I was sitting in class next to my friend. We had been friends for a couple of years now and I had always felt comfortable being Filipino with her. So how she dragged me about how disgusting dinuguan was shocked me and ultimately hurt. It started off with her teasing me about how gross eating blood soup was. I didn’t mind. Our friendship often involved teasing each other about random quirks. I thought she’d let up, but she didn’t. Instead, she turned to a classmate sitting next to her and told her about dinuguan. This classmate did not know me, but together they talked about how disgusting it was. They gagged out loud as I sat there. I was not a part of the conversation. I was not invited to make a case for myself and my culture. I was invisible.

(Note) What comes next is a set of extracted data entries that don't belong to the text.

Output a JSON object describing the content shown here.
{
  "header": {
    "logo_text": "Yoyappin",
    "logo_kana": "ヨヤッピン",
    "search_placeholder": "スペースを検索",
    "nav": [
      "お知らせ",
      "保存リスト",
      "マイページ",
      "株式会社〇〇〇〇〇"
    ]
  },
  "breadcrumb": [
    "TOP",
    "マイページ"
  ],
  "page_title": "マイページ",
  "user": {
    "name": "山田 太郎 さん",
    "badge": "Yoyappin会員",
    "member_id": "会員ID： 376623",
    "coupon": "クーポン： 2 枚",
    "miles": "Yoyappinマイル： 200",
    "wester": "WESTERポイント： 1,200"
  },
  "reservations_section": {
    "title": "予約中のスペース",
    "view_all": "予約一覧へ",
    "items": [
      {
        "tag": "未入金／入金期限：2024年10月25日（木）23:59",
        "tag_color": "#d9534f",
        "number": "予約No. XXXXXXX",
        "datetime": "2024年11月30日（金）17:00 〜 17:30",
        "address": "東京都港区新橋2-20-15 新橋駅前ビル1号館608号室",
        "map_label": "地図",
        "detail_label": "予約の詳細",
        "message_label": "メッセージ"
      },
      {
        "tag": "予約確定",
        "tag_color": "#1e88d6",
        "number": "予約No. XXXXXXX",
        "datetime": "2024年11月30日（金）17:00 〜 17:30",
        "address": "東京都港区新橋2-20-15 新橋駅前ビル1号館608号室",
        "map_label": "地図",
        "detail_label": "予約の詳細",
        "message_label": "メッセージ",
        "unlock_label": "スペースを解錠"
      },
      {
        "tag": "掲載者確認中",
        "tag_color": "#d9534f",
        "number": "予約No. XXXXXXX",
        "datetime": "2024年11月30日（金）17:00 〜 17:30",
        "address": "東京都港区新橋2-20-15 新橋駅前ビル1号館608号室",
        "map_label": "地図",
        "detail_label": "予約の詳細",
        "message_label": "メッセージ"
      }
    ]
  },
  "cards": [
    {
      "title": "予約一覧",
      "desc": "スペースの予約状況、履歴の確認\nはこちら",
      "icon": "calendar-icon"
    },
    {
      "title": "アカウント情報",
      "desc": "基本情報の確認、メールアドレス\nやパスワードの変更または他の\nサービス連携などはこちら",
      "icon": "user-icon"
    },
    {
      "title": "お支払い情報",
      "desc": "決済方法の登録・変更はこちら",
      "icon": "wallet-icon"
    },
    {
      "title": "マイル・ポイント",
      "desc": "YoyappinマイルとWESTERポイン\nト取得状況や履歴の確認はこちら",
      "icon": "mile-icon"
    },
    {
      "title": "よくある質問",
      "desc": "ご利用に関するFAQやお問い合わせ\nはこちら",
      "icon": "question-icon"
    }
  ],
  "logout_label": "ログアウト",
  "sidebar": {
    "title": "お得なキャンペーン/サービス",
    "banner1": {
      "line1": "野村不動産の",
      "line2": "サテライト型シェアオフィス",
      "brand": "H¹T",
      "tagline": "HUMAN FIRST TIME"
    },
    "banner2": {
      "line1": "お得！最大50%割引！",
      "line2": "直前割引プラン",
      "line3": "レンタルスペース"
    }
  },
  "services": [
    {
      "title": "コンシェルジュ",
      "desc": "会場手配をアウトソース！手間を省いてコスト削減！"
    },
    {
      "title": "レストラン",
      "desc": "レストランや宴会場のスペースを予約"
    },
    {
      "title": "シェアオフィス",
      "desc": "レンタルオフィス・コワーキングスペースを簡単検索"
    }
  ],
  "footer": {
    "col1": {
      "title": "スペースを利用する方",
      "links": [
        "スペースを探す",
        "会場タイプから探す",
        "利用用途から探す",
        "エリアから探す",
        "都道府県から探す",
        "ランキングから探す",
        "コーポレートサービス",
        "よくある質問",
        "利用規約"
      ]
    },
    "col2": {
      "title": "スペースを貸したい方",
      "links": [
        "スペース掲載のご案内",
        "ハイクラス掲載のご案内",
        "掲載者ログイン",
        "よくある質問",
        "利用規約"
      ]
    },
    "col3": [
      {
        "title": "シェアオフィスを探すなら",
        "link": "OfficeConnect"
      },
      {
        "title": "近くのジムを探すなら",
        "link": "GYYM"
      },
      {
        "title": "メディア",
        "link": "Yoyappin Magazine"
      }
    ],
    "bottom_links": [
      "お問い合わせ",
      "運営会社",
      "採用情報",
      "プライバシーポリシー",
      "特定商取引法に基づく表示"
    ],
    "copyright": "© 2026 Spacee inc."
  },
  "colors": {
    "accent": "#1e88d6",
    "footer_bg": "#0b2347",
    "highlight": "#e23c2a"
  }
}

Our food is tied to our sense of being. It’s a part of our identity. How could it not be? Everything I understood about Filipino culture and about my identity as a Filipino was taught to me through food. My parents told me stories of their childhood and the land they missed when we gathered at the table eating rice and ulam (a main dish of meat and vegetables). Their stories, of course, involved food. When you go to a Filipino party the introduction to food is just as long as the introduction of each family member, but there’s probably a little more excitement in talking about the food then our cousin’s cousin and how we’re all related. When our food is called disgusting it feels like an attack to who we are and an attack on our culture. When a Filipino offers you food, in a way we’re inviting you to get to know us. You don’t have to like our food, but you at least got to give us a chance. And sometimes giving us a chance means just listening before you judge. Like my Tatay taught me (probably while we were sharing a meal and I had made a face when he was giving me a bite of Filipino food), “Never say anything is disgusting because there is someone else who likes that food.” And he wasn’t just saying that about Filipino food. 


If you’re interested in making dinuguan and other Filipino recipes, I recommend Nicole Ponseca and Miguel Trinidad’s cookbook, I Am A Filipino and This is How We Cook.